What to Do This Month
- Review your new hire onboarding checklist and confirm security training is included in the first week
- Designate a specific security contact for new employees and communicate it explicitly during onboarding
- Audit what systems new hires can access on day one — is access appropriately scoped or overly broad?
- Run a tabletop exercise: what would a new employee actually do if they received an urgent wire request by email?
- Confirm that your onboarding security training is documented for compliance purposes
Qual IT Works With Salt Lake City Financial Advisors
We work with Salt Lake City financial advisors to meet SEC/FINRA requirements and protect client data. If you'd like to talk through how to structure your new hire security onboarding, schedule a free discovery call with Qual IT.
Frequently Asked Questions
Are we required to provide cybersecurity training to new hires under SEC or FINRA rules?
FINRA's supervisory framework and the SEC's Reg S-P both require firms to have written policies and procedures that all personnel follow. Regulators interpret this to include training employees on those policies. A new hire who hasn't been trained on your information security procedures represents a supervision gap — particularly if they're involved in a phishing incident. Documenting your training program and delivery is part of your exam-ready compliance posture.

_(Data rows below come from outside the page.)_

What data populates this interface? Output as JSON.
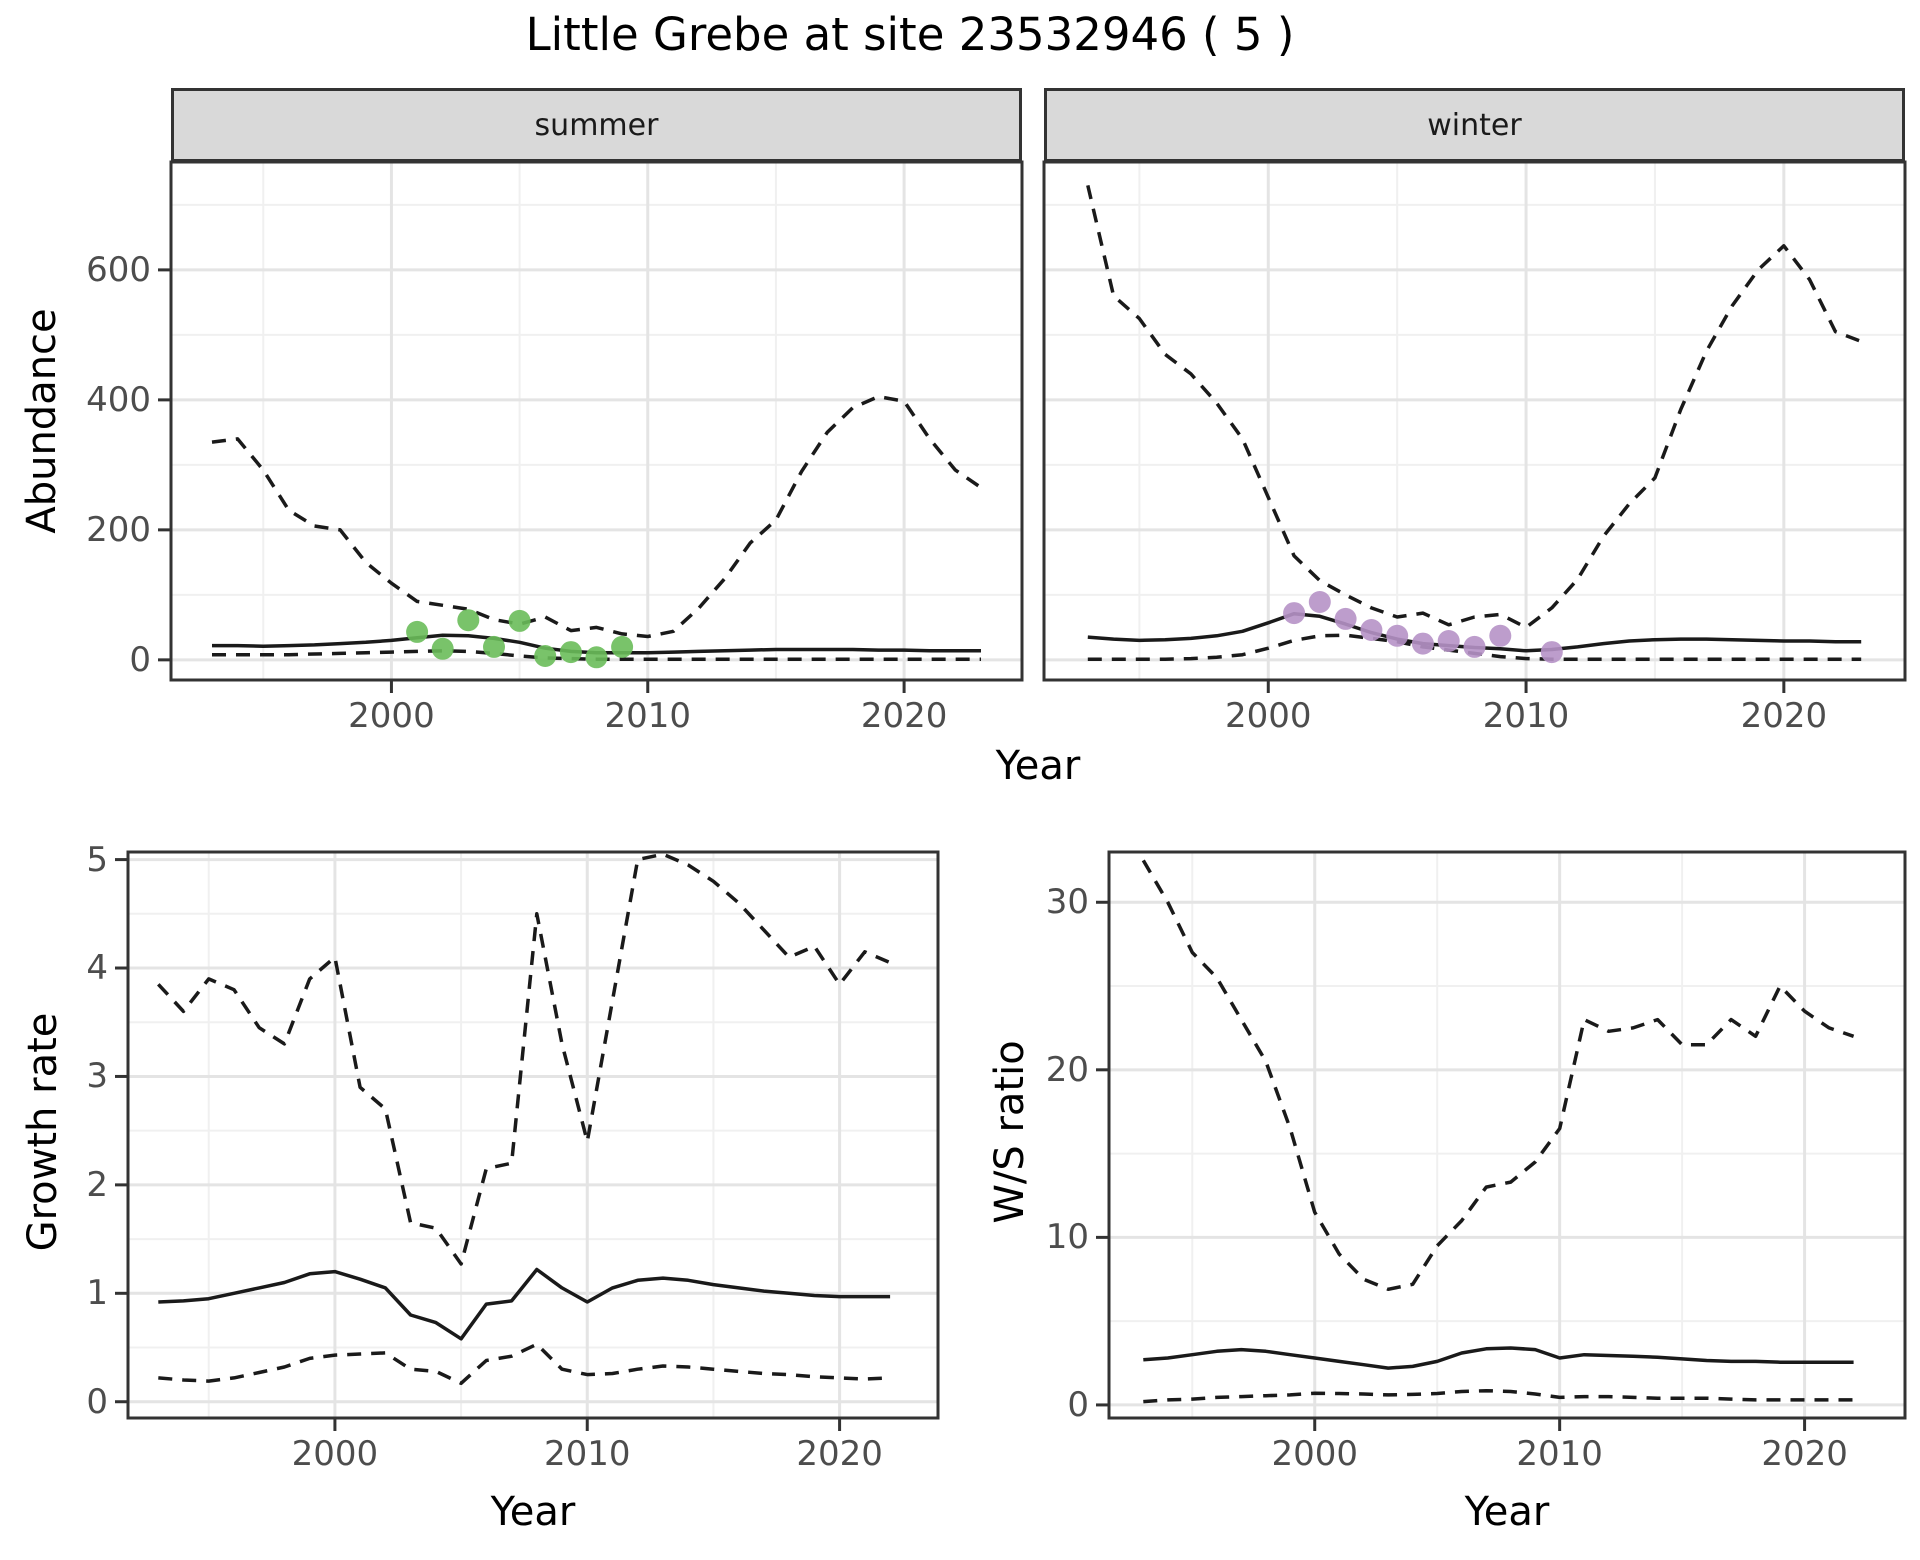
{
  "title": "Little Grebe at site 23532946 ( 5 )",
  "axes": {
    "abundance": "Abundance",
    "growth_rate": "Growth rate",
    "ws_ratio": "W/S ratio",
    "year": "Year"
  },
  "colors": {
    "line": "#1a1a1a",
    "observed_summer": "#6abd5a",
    "observed_winter": "#b692c6",
    "strip_fill": "#d9d9d9",
    "panel_border": "#333333",
    "grid_major": "#e4e4e4",
    "grid_minor": "#f0f0f0",
    "tick_text": "#4d4d4d"
  },
  "chart_data": [
    {
      "panel": "abundance_summer",
      "type": "line",
      "facet_label": "summer",
      "ylabel": "Abundance",
      "xlabel": "Year",
      "grid": true,
      "legend": "none",
      "x_domain": [
        1991.4,
        2024.6
      ],
      "y_domain": [
        -31,
        766
      ],
      "x_major": [
        2000,
        2010,
        2020
      ],
      "x_minor": [
        1995,
        2005,
        2015
      ],
      "y_major": [
        0,
        200,
        400,
        600
      ],
      "y_minor": [
        100,
        300,
        500,
        700
      ],
      "show_y_labels": true,
      "years": [
        1993,
        1994,
        1995,
        1996,
        1997,
        1998,
        1999,
        2000,
        2001,
        2002,
        2003,
        2004,
        2005,
        2006,
        2007,
        2008,
        2009,
        2010,
        2011,
        2012,
        2013,
        2014,
        2015,
        2016,
        2017,
        2018,
        2019,
        2020,
        2021,
        2022,
        2023
      ],
      "series": [
        {
          "name": "upper_ci",
          "style": "dashed",
          "values": [
            335,
            340,
            292,
            230,
            206,
            200,
            150,
            118,
            90,
            84,
            78,
            62,
            55,
            66,
            45,
            50,
            40,
            36,
            44,
            80,
            125,
            180,
            215,
            290,
            350,
            388,
            405,
            398,
            340,
            292,
            265
          ]
        },
        {
          "name": "median",
          "style": "solid",
          "values": [
            22,
            22,
            21,
            22,
            23,
            25,
            27,
            30,
            34,
            38,
            37,
            33,
            27,
            18,
            13,
            11,
            11,
            11,
            12,
            13,
            14,
            15,
            16,
            16,
            16,
            16,
            15,
            15,
            14,
            14,
            14
          ]
        },
        {
          "name": "lower_ci",
          "style": "dashed",
          "values": [
            8,
            8,
            8,
            8,
            9,
            10,
            11,
            12,
            13,
            14,
            13,
            10,
            6,
            3,
            2,
            1,
            1,
            1,
            1,
            1,
            1,
            1,
            1,
            1,
            1,
            1,
            1,
            1,
            1,
            1,
            1
          ]
        }
      ],
      "points": {
        "name": "observed-counts-summer",
        "color_key": "observed_summer",
        "years": [
          2001,
          2002,
          2003,
          2004,
          2005,
          2006,
          2007,
          2008,
          2009
        ],
        "values": [
          43,
          17,
          61,
          20,
          60,
          6,
          12,
          4,
          20
        ]
      }
    },
    {
      "panel": "abundance_winter",
      "type": "line",
      "facet_label": "winter",
      "ylabel": "Abundance",
      "xlabel": "Year",
      "grid": true,
      "legend": "none",
      "x_domain": [
        1991.3,
        2024.7
      ],
      "y_domain": [
        -31,
        766
      ],
      "x_major": [
        2000,
        2010,
        2020
      ],
      "x_minor": [
        1995,
        2005,
        2015
      ],
      "y_major": [
        0,
        200,
        400,
        600
      ],
      "y_minor": [
        100,
        300,
        500,
        700
      ],
      "show_y_labels": false,
      "years": [
        1993,
        1994,
        1995,
        1996,
        1997,
        1998,
        1999,
        2000,
        2001,
        2002,
        2003,
        2004,
        2005,
        2006,
        2007,
        2008,
        2009,
        2010,
        2011,
        2012,
        2013,
        2014,
        2015,
        2016,
        2017,
        2018,
        2019,
        2020,
        2021,
        2022,
        2023
      ],
      "series": [
        {
          "name": "upper_ci",
          "style": "dashed",
          "values": [
            730,
            560,
            525,
            470,
            440,
            395,
            340,
            250,
            160,
            122,
            100,
            80,
            66,
            72,
            54,
            66,
            70,
            50,
            80,
            124,
            190,
            240,
            280,
            385,
            475,
            545,
            600,
            637,
            585,
            505,
            490
          ]
        },
        {
          "name": "median",
          "style": "solid",
          "values": [
            35,
            32,
            30,
            31,
            33,
            37,
            44,
            57,
            71,
            67,
            55,
            42,
            32,
            25,
            22,
            19,
            17,
            14,
            16,
            20,
            25,
            29,
            31,
            32,
            32,
            31,
            30,
            29,
            29,
            28,
            28
          ]
        },
        {
          "name": "lower_ci",
          "style": "dashed",
          "values": [
            1,
            1,
            1,
            1,
            2,
            4,
            8,
            18,
            30,
            37,
            38,
            33,
            28,
            20,
            15,
            10,
            5,
            2,
            1,
            1,
            1,
            1,
            1,
            1,
            1,
            1,
            1,
            1,
            1,
            1,
            1
          ]
        }
      ],
      "points": {
        "name": "observed-counts-winter",
        "color_key": "observed_winter",
        "years": [
          2001,
          2002,
          2003,
          2004,
          2005,
          2006,
          2007,
          2008,
          2009,
          2011
        ],
        "values": [
          72,
          89,
          63,
          46,
          37,
          25,
          29,
          20,
          37,
          12
        ]
      }
    },
    {
      "panel": "growth_rate",
      "type": "line",
      "facet_label": "",
      "ylabel": "Growth rate",
      "xlabel": "Year",
      "grid": true,
      "legend": "none",
      "x_domain": [
        1991.8,
        2023.9
      ],
      "y_domain": [
        -0.15,
        5.07
      ],
      "x_major": [
        2000,
        2010,
        2020
      ],
      "x_minor": [
        1995,
        2005,
        2015
      ],
      "y_major": [
        0,
        1,
        2,
        3,
        4,
        5
      ],
      "y_minor": [
        0.5,
        1.5,
        2.5,
        3.5,
        4.5
      ],
      "show_y_labels": true,
      "years": [
        1993,
        1994,
        1995,
        1996,
        1997,
        1998,
        1999,
        2000,
        2001,
        2002,
        2003,
        2004,
        2005,
        2006,
        2007,
        2008,
        2009,
        2010,
        2011,
        2012,
        2013,
        2014,
        2015,
        2016,
        2017,
        2018,
        2019,
        2020,
        2021,
        2022
      ],
      "series": [
        {
          "name": "upper_ci",
          "style": "dashed",
          "values": [
            3.85,
            3.6,
            3.9,
            3.8,
            3.45,
            3.3,
            3.9,
            4.1,
            2.9,
            2.7,
            1.65,
            1.6,
            1.27,
            2.15,
            2.2,
            4.5,
            3.3,
            2.4,
            3.7,
            5.0,
            5.05,
            4.95,
            4.8,
            4.6,
            4.35,
            4.1,
            4.2,
            3.85,
            4.15,
            4.05
          ]
        },
        {
          "name": "median",
          "style": "solid",
          "values": [
            0.92,
            0.93,
            0.95,
            1.0,
            1.05,
            1.1,
            1.18,
            1.2,
            1.13,
            1.05,
            0.8,
            0.73,
            0.58,
            0.9,
            0.93,
            1.22,
            1.05,
            0.92,
            1.05,
            1.12,
            1.14,
            1.12,
            1.08,
            1.05,
            1.02,
            1.0,
            0.98,
            0.97,
            0.97,
            0.97
          ]
        },
        {
          "name": "lower_ci",
          "style": "dashed",
          "values": [
            0.22,
            0.2,
            0.19,
            0.22,
            0.27,
            0.32,
            0.4,
            0.43,
            0.44,
            0.45,
            0.3,
            0.28,
            0.17,
            0.38,
            0.42,
            0.53,
            0.3,
            0.25,
            0.26,
            0.3,
            0.33,
            0.32,
            0.3,
            0.28,
            0.26,
            0.25,
            0.23,
            0.22,
            0.21,
            0.22
          ]
        }
      ],
      "points": null
    },
    {
      "panel": "ws_ratio",
      "type": "line",
      "facet_label": "",
      "ylabel": "W/S ratio",
      "xlabel": "Year",
      "grid": true,
      "legend": "none",
      "x_domain": [
        1991.6,
        2024.1
      ],
      "y_domain": [
        -0.78,
        33.0
      ],
      "x_major": [
        2000,
        2010,
        2020
      ],
      "x_minor": [
        1995,
        2005,
        2015
      ],
      "y_major": [
        0,
        10,
        20,
        30
      ],
      "y_minor": [
        5,
        15,
        25
      ],
      "show_y_labels": true,
      "years": [
        1993,
        1994,
        1995,
        1996,
        1997,
        1998,
        1999,
        2000,
        2001,
        2002,
        2003,
        2004,
        2005,
        2006,
        2007,
        2008,
        2009,
        2010,
        2011,
        2012,
        2013,
        2014,
        2015,
        2016,
        2017,
        2018,
        2019,
        2020,
        2021,
        2022
      ],
      "series": [
        {
          "name": "upper_ci",
          "style": "dashed",
          "values": [
            32.5,
            30,
            27,
            25.5,
            23,
            20.5,
            16.5,
            11.5,
            9,
            7.5,
            6.9,
            7.2,
            9.5,
            11,
            13,
            13.3,
            14.5,
            16.5,
            23,
            22.3,
            22.5,
            23,
            21.5,
            21.5,
            23,
            22,
            25,
            23.5,
            22.5,
            22
          ]
        },
        {
          "name": "median",
          "style": "solid",
          "values": [
            2.7,
            2.8,
            3.0,
            3.2,
            3.3,
            3.2,
            3.0,
            2.8,
            2.6,
            2.4,
            2.2,
            2.3,
            2.6,
            3.1,
            3.35,
            3.4,
            3.3,
            2.8,
            3.0,
            2.95,
            2.9,
            2.85,
            2.75,
            2.65,
            2.6,
            2.6,
            2.55,
            2.55,
            2.55,
            2.55
          ]
        },
        {
          "name": "lower_ci",
          "style": "dashed",
          "values": [
            0.2,
            0.3,
            0.35,
            0.45,
            0.5,
            0.55,
            0.6,
            0.7,
            0.68,
            0.65,
            0.6,
            0.63,
            0.68,
            0.8,
            0.85,
            0.8,
            0.65,
            0.45,
            0.5,
            0.5,
            0.45,
            0.4,
            0.4,
            0.4,
            0.35,
            0.3,
            0.3,
            0.3,
            0.3,
            0.3
          ]
        }
      ],
      "points": null
    }
  ]
}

How long are new employees typically at elevated risk for phishing?
Research suggests the highest-risk window is the first 30 to 90 days of employment. During this period, employees are still learning firm norms, are frequently receiving legitimate setup and onboarding communications, and may be less confident about questioning unusual requests. Targeted training during onboarding — rather than waiting for the annual security training cycle — substantially reduces this risk.
What should we do if a new employee clicks a phishing link?
First, don't wait. Contact your IT provider immediately to assess what the employee accessed and whether credentials were compromised. Change passwords and review MFA enrollment for any accounts the employee can access. Evaluate whether any client data may have been exposed — if so, you have notification obligations under applicable state and federal rules. Document the incident and your response thoroughly for your compliance records.